Saat melangkah masuk ruang dokter, gue panik banget. Gue masih seperempat abad dan masih banyak mimpi yang belum gue kejar, masalah dapet apa nggak sih urusan belakangan. Mana temen gue satu demi satu menikah. Tapi gue masih sibuk ngurusin jari.
Ditemani dengan nenek dan Ibu gue mempersiapkan hati menerima kenyataan terburuk yang bisa saja terjadi.
Gue disuruh tiduran, mulut gue dioborin, tensi gue diukur, lalu bu dokter mengangguk angguk menandakan dia sudah menemukan pencerahan atas apa yang terjadi sama gue.
"Ini alergi. Amoxilin. Dua atau tiga hari lagi bercaknya akan hilang..."
Gue sujud syukur alhamdulillah. Setelah dokter melihat semua obat gue kemarin, dia berketetapan hati. Gue cuman alergi.

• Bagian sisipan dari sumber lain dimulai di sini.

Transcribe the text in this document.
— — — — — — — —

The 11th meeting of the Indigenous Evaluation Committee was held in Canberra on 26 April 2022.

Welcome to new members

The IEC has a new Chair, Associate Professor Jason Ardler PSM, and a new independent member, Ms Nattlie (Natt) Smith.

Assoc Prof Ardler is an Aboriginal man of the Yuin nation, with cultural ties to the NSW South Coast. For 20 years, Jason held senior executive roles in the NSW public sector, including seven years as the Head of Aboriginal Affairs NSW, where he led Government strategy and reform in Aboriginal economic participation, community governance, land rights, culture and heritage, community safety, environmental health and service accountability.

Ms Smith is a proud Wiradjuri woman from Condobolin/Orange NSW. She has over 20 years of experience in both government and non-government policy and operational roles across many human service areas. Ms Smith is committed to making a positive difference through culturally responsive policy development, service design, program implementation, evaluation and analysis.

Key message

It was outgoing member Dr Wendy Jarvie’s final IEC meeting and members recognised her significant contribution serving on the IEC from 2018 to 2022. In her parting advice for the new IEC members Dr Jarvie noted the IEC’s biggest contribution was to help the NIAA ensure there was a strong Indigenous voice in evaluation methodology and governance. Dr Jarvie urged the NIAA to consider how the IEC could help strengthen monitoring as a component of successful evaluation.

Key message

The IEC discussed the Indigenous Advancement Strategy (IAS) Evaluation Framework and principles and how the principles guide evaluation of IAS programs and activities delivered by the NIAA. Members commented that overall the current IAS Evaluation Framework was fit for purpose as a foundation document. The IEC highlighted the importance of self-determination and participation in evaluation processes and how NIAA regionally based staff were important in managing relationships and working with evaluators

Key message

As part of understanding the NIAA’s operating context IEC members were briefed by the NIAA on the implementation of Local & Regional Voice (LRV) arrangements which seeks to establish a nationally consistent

"Bukan akibat cacing yang masuk ke dalam tubuh saya khan dok? Ikan? Ubur ubur?"
Nenek gue cuman geleng geleng. Renang di Umbul Ponggok bikin gue depresi. Akhirnya gue dikasih antibiotik baru dan gue pulang ke rumah.
Tapi, jalan yang harus gue tempuh untuk gelar sembuh ternyata masih sangat berliku, gaes. Sehari sebelum gue berangkat ke Jakarta, gue kembali ke salah satu dokter. Kalau kemarin gue berobat karena bercak bercak merah, hari ini tujuan gue berobat untuk ngecek jahitan sekaligus ganti perban sebelum ke Jakarta.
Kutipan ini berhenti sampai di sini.